Thank you so much Giorgio!


Signals

Signals the This Week In Fintech paid subscriber read, and I'm going to read you a snippet from our latest article:

Signals: Rent is Rising – The Rent-A-Charter Model Just Got More Expensive

Where there is smoke, there is fire.

By Trevor Tanifum

The smoke: A recent flurry of regulatory activity in response to poor application of risk and compliance requirements in the bank-fintech partnership model.

The fire: Existential risks to the bank-fintech partnership model and, by extension, the provision of financial services products.

The extinguisher: Clear-eyed assessment of the current state, commitment to principles of safety and soundness, and considered strategy to manage risk and compliance.

Let’s take a step back.

The last few years have seen an evolution in the nature of the relationship between fintechs and banks. Early theories that fintechs would pose serious threats to community banks haven’t quite proven to be true. Fintechs’ ability to fully execute on their value proposition – that, by using technology, they can service more people, more quickly, and at lower cost – has been hindered by regulatory complexities. Due to the financial, logistical, and political challenges associated with obtaining their own bank charters, fintechs have struggled to compete directly with banks. Although the number of community banks has steadily declined the last few years, this decline is not at the hands of fintechs. Other things, yes, but not fintechs.

Instead of direct competition, fintechs and banks have orchestrated mutually-beneficial relationships where fintechs create products and define the customer experience, while banks – the regulated entities – provide the infrastructure and regulatory authority to offer the underlying services and products. This is known as ‘banking-as-a-service’ (“BaaS”). In a traditional program manager relationship, the fintech is contractually required to maintain a subset of the regulatory compliance and risk management functions applicable to the products it offers.

This fintech and bank relationship also created a new layer of market participants, known as ‘BaaS platforms’ or ‘middlewares,’ whose principal value proposition is to negate the costly and time consuming interactions between banks and fintechs2. The BaaS platform pitch is straightforward; if you are a bank, enter into one commercial arrangement and submit to one technological integration, but get the financial benefit of many.
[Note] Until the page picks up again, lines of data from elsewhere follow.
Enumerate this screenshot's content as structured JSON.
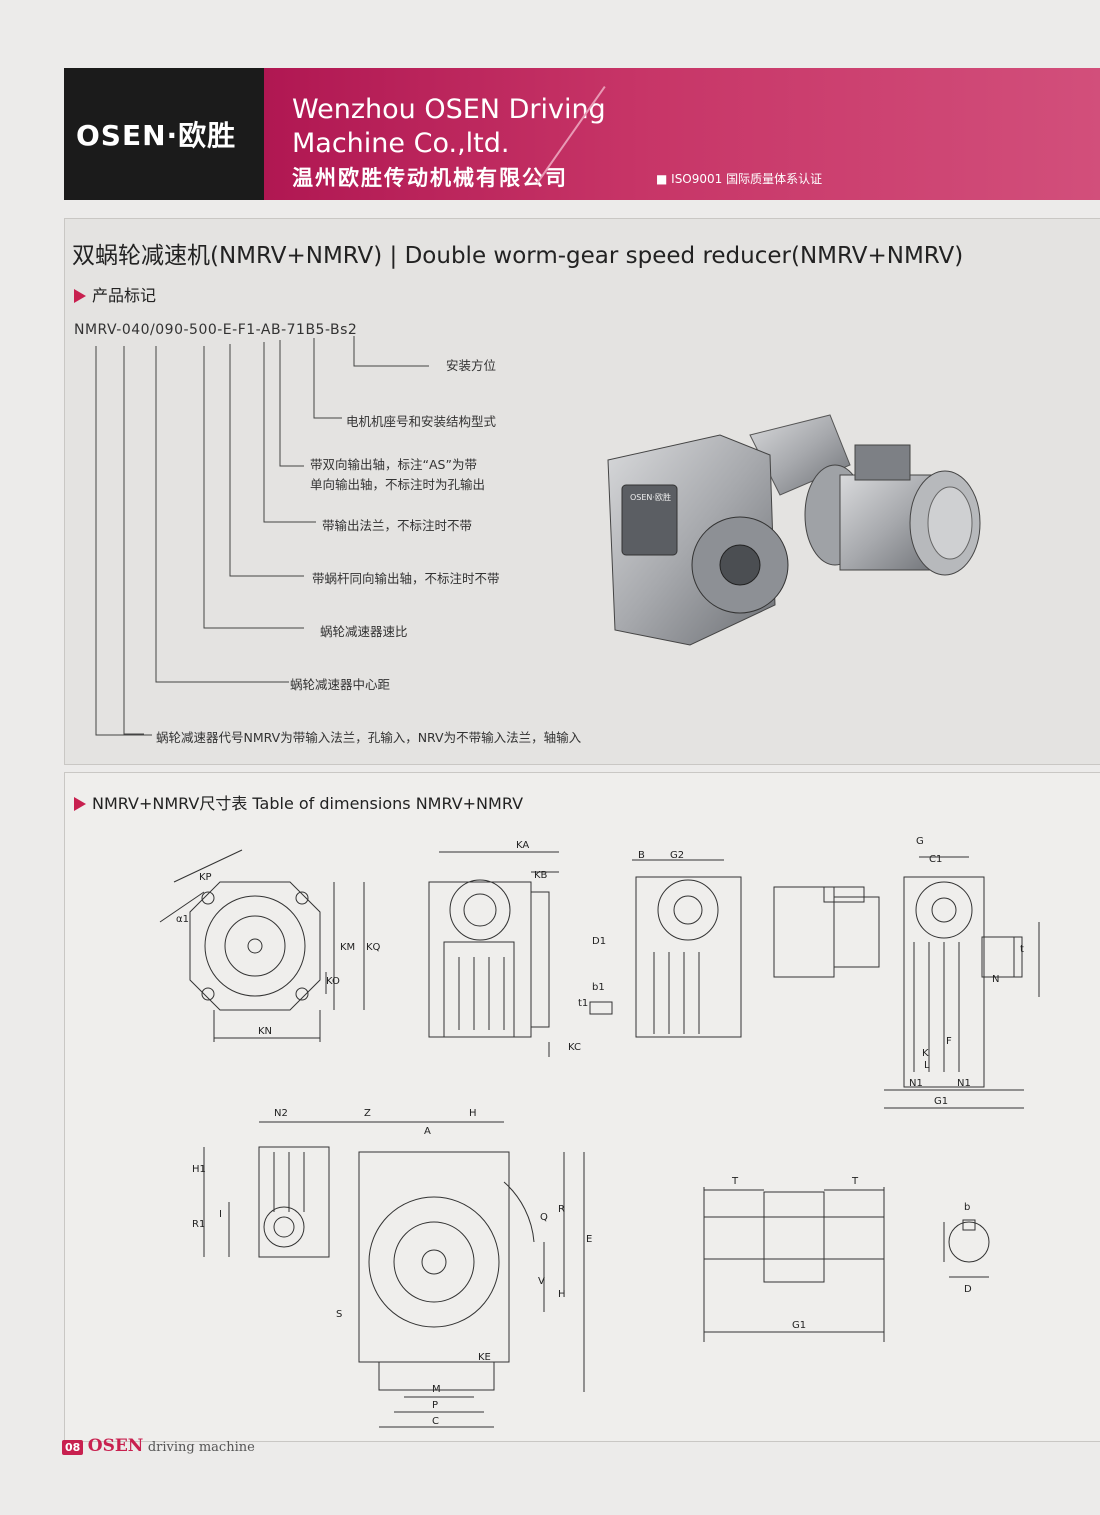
{
  "header": {
    "logo": "OSEN·欧胜",
    "company_en_line1": "Wenzhou OSEN Driving",
    "company_en_line2": "Machine Co.,ltd.",
    "company_cn": "温州欧胜传动机械有限公司",
    "iso": "■ ISO9001 国际质量体系认证"
  },
  "section1": {
    "title": "双蜗轮减速机(NMRV+NMRV) | Double worm-gear speed reducer(NMRV+NMRV)",
    "subtitle": "产品标记",
    "code": "NMRV-040/090-500-E-F1-AB-71B5-Bs2",
    "callouts": [
      "安装方位",
      "电机机座号和安装结构型式",
      "带双向输出轴，标注“AS”为带",
      "单向输出轴，不标注时为孔输出",
      "带输出法兰，不标注时不带",
      "带蜗杆同向输出轴，不标注时不带",
      "蜗轮减速器速比",
      "蜗轮减速器中心距",
      "蜗轮减速器代号NMRV为带输入法兰，孔输入，NRV为不带输入法兰，轴输入"
    ],
    "photo_badge": "OSEN·欧胜"
  },
  "section2": {
    "title": "NMRV+NMRV尺寸表  Table of dimensions NMRV+NMRV",
    "dims": {
      "kp": "KP",
      "a1": "α1",
      "km": "KM",
      "kq": "KQ",
      "ko": "KO",
      "kn": "KN",
      "ka": "KA",
      "kb": "KB",
      "kc": "KC",
      "b": "B",
      "g2": "G2",
      "d1": "D1",
      "b1": "b1",
      "t1": "t1",
      "g": "G",
      "c1": "C1",
      "t": "t",
      "n": "N",
      "f": "F",
      "k": "K",
      "l": "L",
      "n1": "N1",
      "g1": "G1",
      "n2": "N2",
      "z": "Z",
      "h": "H",
      "a": "A",
      "h1": "H1",
      "r1": "R1",
      "i": "I",
      "q": "Q",
      "r": "R",
      "e": "E",
      "v": "V",
      "s": "S",
      "ke": "KE",
      "m": "M",
      "p": "P",
      "c": "C",
      "tt": "T",
      "bb": "b",
      "dd": "D"
    }
  },
  "footer": {
    "page": "08",
    "brand": "OSEN",
    "tagline": "driving machine"
  }
}
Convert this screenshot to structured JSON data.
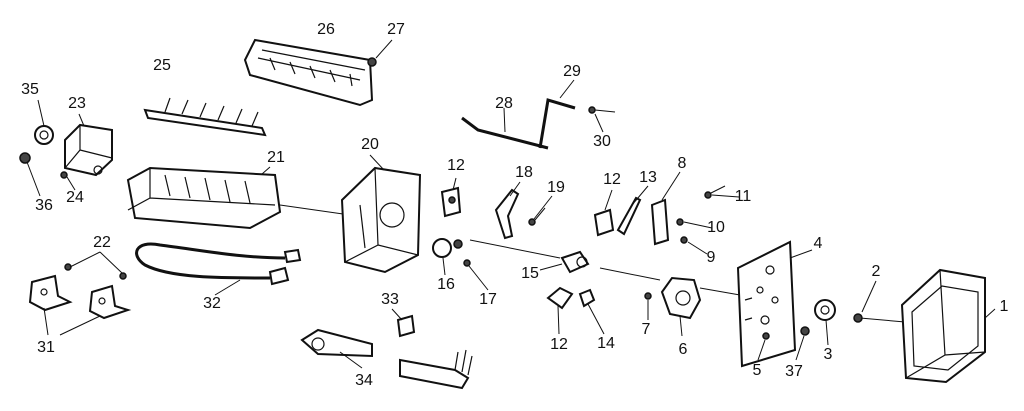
{
  "callouts": {
    "c1": "1",
    "c2": "2",
    "c3": "3",
    "c4": "4",
    "c5": "5",
    "c6": "6",
    "c7": "7",
    "c8": "8",
    "c9": "9",
    "c10": "10",
    "c11": "11",
    "c12a": "12",
    "c12b": "12",
    "c12c": "12",
    "c13": "13",
    "c14": "14",
    "c15": "15",
    "c16": "16",
    "c17": "17",
    "c18": "18",
    "c19": "19",
    "c20": "20",
    "c21": "21",
    "c22": "22",
    "c23": "23",
    "c24": "24",
    "c25": "25",
    "c26": "26",
    "c27": "27",
    "c28": "28",
    "c29": "29",
    "c30": "30",
    "c31": "31",
    "c32": "32",
    "c33": "33",
    "c34": "34",
    "c35": "35",
    "c36": "36",
    "c37": "37"
  },
  "colors": {
    "ink": "#111111",
    "paper": "#ffffff"
  }
}
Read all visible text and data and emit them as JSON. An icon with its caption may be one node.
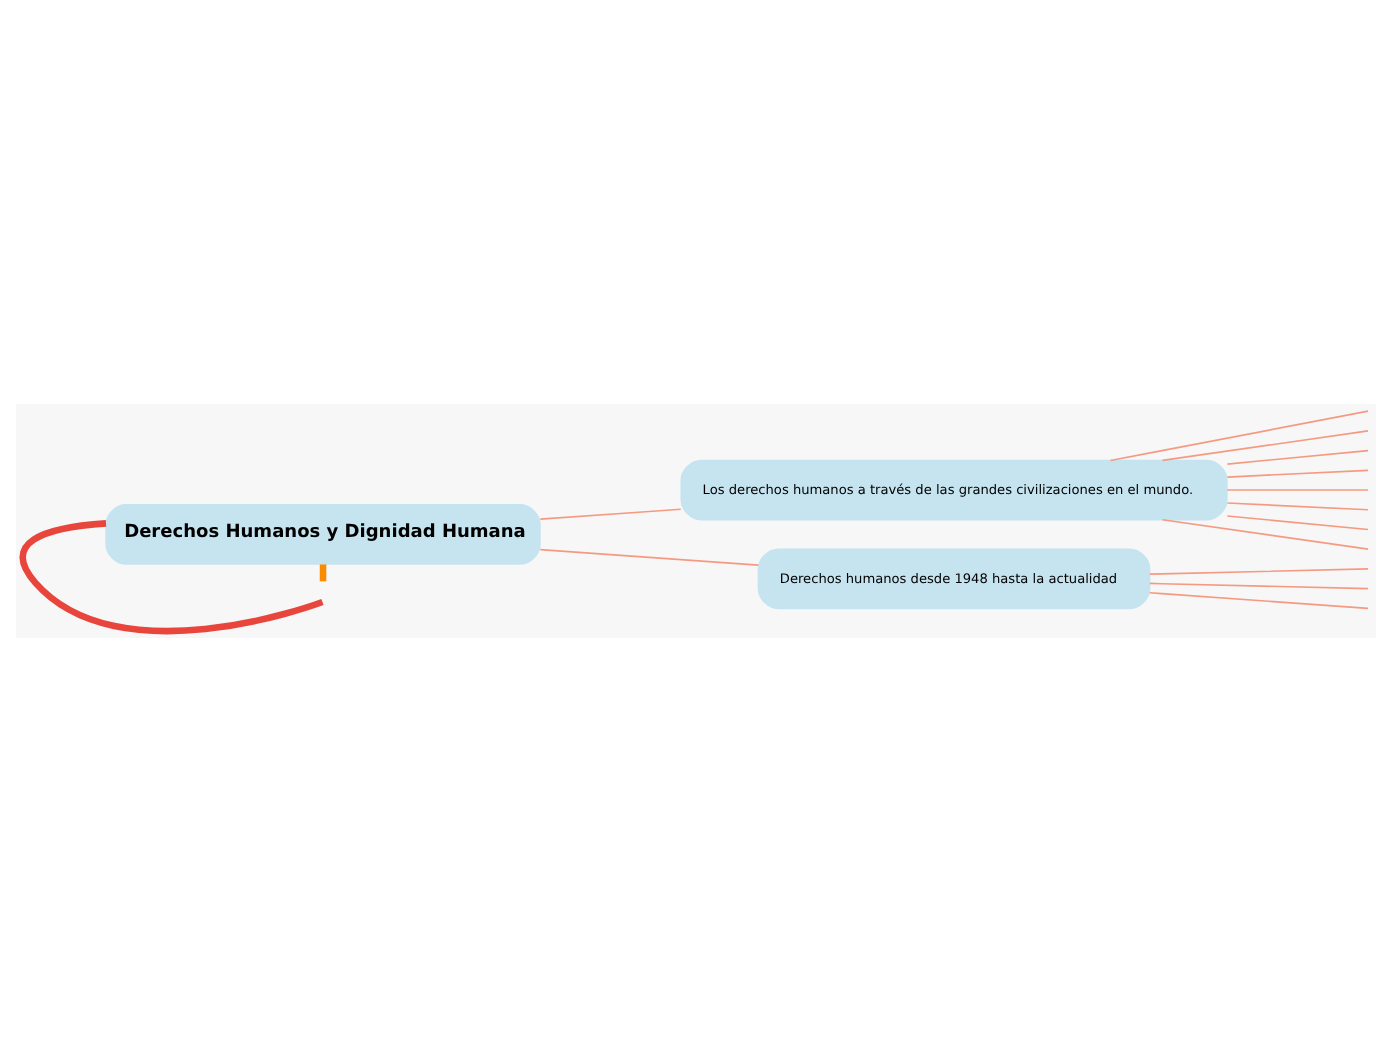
{
  "diagram": {
    "nodes": [
      {
        "text": [
          "Derechos Humanos y Dignidad Humana"
        ]
      },
      {
        "text": [
          "Los derechos humanos a través de las grandes civilizaciones en el mundo."
        ]
      },
      {
        "text": [
          "Derechos humanos desde 1948 hasta la actualidad"
        ]
      }
    ],
    "edges": [
      {
        "from": null,
        "to": 0,
        "arrow": "none",
        "style": "thick",
        "color": "#e8453c"
      },
      {
        "from": 0,
        "to": null,
        "arrow": "none",
        "style": "thick",
        "color": "#f98b00"
      },
      {
        "from": 0,
        "to": 1,
        "arrow": "none"
      },
      {
        "from": 0,
        "to": 2,
        "arrow": "none"
      },
      {
        "from": 1,
        "to": null,
        "arrow": "none"
      },
      {
        "from": 1,
        "to": null,
        "arrow": "none"
      },
      {
        "from": 1,
        "to": null,
        "arrow": "none"
      },
      {
        "from": 1,
        "to": null,
        "arrow": "none"
      },
      {
        "from": 1,
        "to": null,
        "arrow": "none"
      },
      {
        "from": 1,
        "to": null,
        "arrow": "none"
      },
      {
        "from": 1,
        "to": null,
        "arrow": "none"
      },
      {
        "from": 1,
        "to": null,
        "arrow": "none"
      },
      {
        "from": 2,
        "to": null,
        "arrow": "none"
      },
      {
        "from": 2,
        "to": null,
        "arrow": "none"
      },
      {
        "from": 2,
        "to": null,
        "arrow": "none"
      }
    ]
  }
}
If you are a fintech, integrate with sophisticated APIs (as opposed to an outdated bank core) while also handing off some (or in some cases, most) aspects of your risk and compliance program and focus on what is most important to you – customer acquisition.

Commercially, this model has flourished. To provide just a couple of statistics, customer acquisition costs for financial institutions that partner with BaaS platforms are 82.5% to 95% lower than without3, and projections of global revenues for the BaaS platform industry are as high as $12.2 billion by 2031, up from $2.5 billion in 20204. Qualitatively, the model has catalyzed explosive growth in the volume and variety of fintechs in existence, giving consumers more options than ever before to spend, save, invest, borrow, lend, or earn.

Unfortunately, a great deal of that commercial growth may have outpaced the maturity of the risk and compliance programs designed to support it, much to the discomfort of one group of stakeholders – regulators.